A white person I know and love once sent me a Bitmoji that said “Bye, Felicia,” and I stared at it for a minute, wondering what I had done wrong. The blonde cartoon posed with hands sassily on hips, the catchphrase spread playfully beneath. I felt my stomach freeze up. Slowly, it dawned on me that my friend thought she was just saying “goodbye.” I asked her about it. She had no idea at all where the phrase originated.

Not knowing where something comes from is not a crime. But before responding, I spent some time thinking about how moments like this come to be. A person who never saw Friday, whose relationship to black culture is tangential at best, uses an app that furnishes lots of cute sayings.
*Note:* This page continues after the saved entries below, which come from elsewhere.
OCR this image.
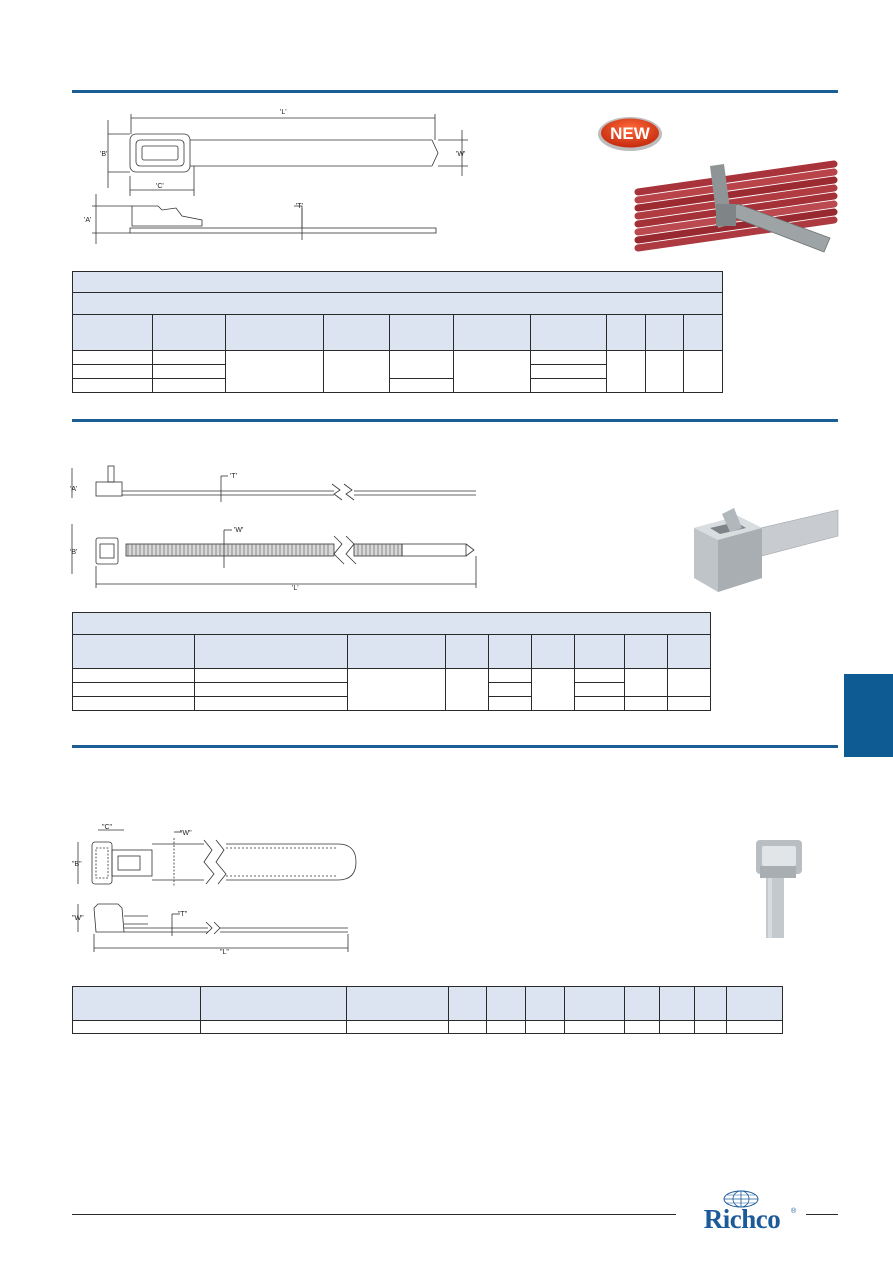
'L'
'B'	'W'
'C'
'A'
'T'
NEW

'A'
'T'
'B'
'W'
'L'

"C"
"W"
"B"
"W"
"T"
"L"

Richco	®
Maybe she’s seen #byefelicia in a comment on Facebook or Instagram, typed by a black woman she knows from college under a particularly ridiculous Trump quote. It seems fun and harmless, so she starts using it herself and never thinks about it again. “Bye, Felicia” is no longer a pointed moment from a meditation on hood life. It is no longer from anywhere. By the time it reaches her, it’s just something from the internet.

This is what happens when bits of a culture are snatched up, repackaged, and separated from their context. It’s as though people are buying stolen goods from a reputable store. The initial crime of theft is scrubbed away, hidden behind whimsical fonts and bright colors. It is, in essence, the fencing of pilfered intellectual property. And it’s a key part of how our cultural order is maintained. If everyone in America started being really honest about how and where the language we use came from and how it got here, where would it end? What else would we have to admit was stolen?

This thought came back to me the other day when I heard Meghan Trainor’s megahit single “NO” in my car. It starts with a sung intro setting up the song’s narrative theme, namely that the dude fixing his face to holler at Trainor in the club is about to get all types of rejected. In fact, the scrub can’t even get a word out before she sings, “But let me stop you there.” Trainor delivers this line in a noticeably weird tone. She actively chooses to leave off the “t” sound in “but” and replaces the “th” in “there” with a “d,” making the line sound closer to bu lemme stop you dere. It sounds forced coming from her, as though she were practicing a language she just recently learned.